Bamako - Fleurs à la main et larmes aux yeux, plus d’une centaine de personnes ont rendu samedi hommage aux victimes de l’attaque du "campement Kangaba", lieu de villégiature proche de Bamako visé par des jihadistes la semaine dernière.
Cinq personnes - deux militaires et trois civils, dont un Européen, un Portugais, et un Chinois - ont péri dimanche dernier dans l’attaque revendiquée par la principale alliance jihadiste du Sahel, liée à Al-Qaïda.
Une quarantaine de civils ont réchappé de ce premier attentat anti-occidental depuis plus d’un an dans la capitale malienne et qui a touché ce vaste "ecolodge" prisé des expatriés.
Son fondateur et propriétaire, le Français Hervé Depardieu, avait pris la tête du rassemblement sur les hauteurs où sont situées les installations. "Nous allons en haut pour la cérémonie d’hommage", a-t-il déclaré les yeux embués de larmes avec, à ses côtés, une de ses proches vêtue de noir.
Beaucoup d’émotion était perceptible lorsque diplomates, parents des personnes tuées ou encore habitants du village où se trouve le campement sont parvenus sur les lieux. "C’est vraiment triste. Je suis venu, parce que la femme de mon collègue de bureau a été tuée dans l’attentat", a confié un Européen.
La sobre cérémonie privée était organisée par la direction du campement. Des élus de la mairie du village étaient présents, mais aucun représentant du gouvernement malien. Des diplomates européens ont aussi participé à l’hommage mais les pays concernés n’ont pas voulu être cités.
Parvenu sur les lieux, Hervé Depardieu a sorti un papier qu’il a lu. Tour à tour, il a dénoncé "la barbarie" des assassinats perpétrés. Il a remercié l’intervention des militaires européens qui se reposaient sur place ainsi que celle des forces maliennes. Il a aussi remercié les militaires français de l’opération Barkhane et ceux de la mission de l’ONU au Mali.
- ’Les sandales beiges de mon amie tuée’ -
Au sol, des tassés de thé brisées, des chaises et téléphones portables calcinés. "Regardez ces sandales de couleur beige, elles appartenaient à mon amie qui a été tuée", a expliqué Maïmouna.

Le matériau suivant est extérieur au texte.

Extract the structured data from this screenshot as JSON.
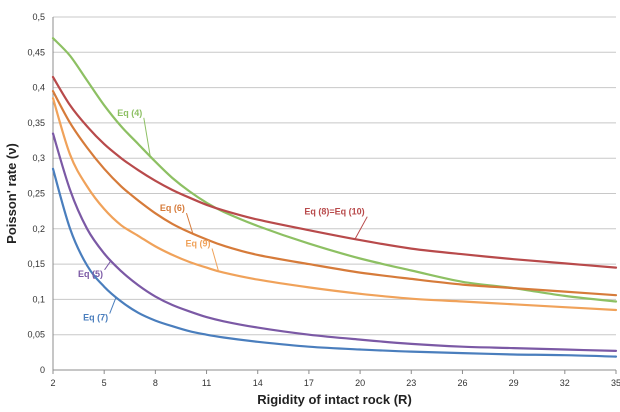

Son amie, Malado, fêtait son anniversaire au campement le jour de l’attaque.
"Nous étions ensemble. Des assaillants sont venus de derrière la colline, d’autres sont venus de la cour du campement. Nous étions entre deux feux", a ajouté une rescapée.
Des militaires européens formateurs pour l’UE de l’armée malienne participaient à la fête d’anniversaire au moment de l’attaque. Ils ont ouvert le feu sur les assaillants, en réduisant leur "capacité d’attaque", a déclaré un témoin, ce qui explique le bilan moins lourd que lors d’attaques similaires.
"Là ou les djihadistes ont eu vraiment peur, c’est quand ils ont vu du haut les forces spéciales maliennes rentrées dans la cour, suivies après d’un véhicule blindé français de l’opération Barkhane", a raconté le même témoin.
"Ils (djihadistes) sont descendus sur les collines. ils n’avaient plus le contrôle de la situation. Mais la panique s’est installée, surtout qu’ils ont tiré sur le toit de la terrasse où se trouve le restaurant bar, ce qui a provoqué un incendie", selon un autre témoin.
"Les terroristes laissaient les Noirs pour tirer sur les Blancs", a ajouté un autre rescapé.
Hervé Depardieu a ensuite fait observer une minute de silence à la mémoire des victimes avant d’inviter les participants à jeter les bouquets de fleurs sur les lieux de l’attaque.
Très émues, des personnes se sont données la main, d’autres se sont étreintes.
"Le problème aujourd’hui est de savoir s’il faut rester ou partir", s’est interrogé devant la presse M. Depardieu.
Selon lui, l’objectif des jihadistes est de voir partir tout le monde, "mais il appartient aux autorités de faire ce qu’elles doivent faire".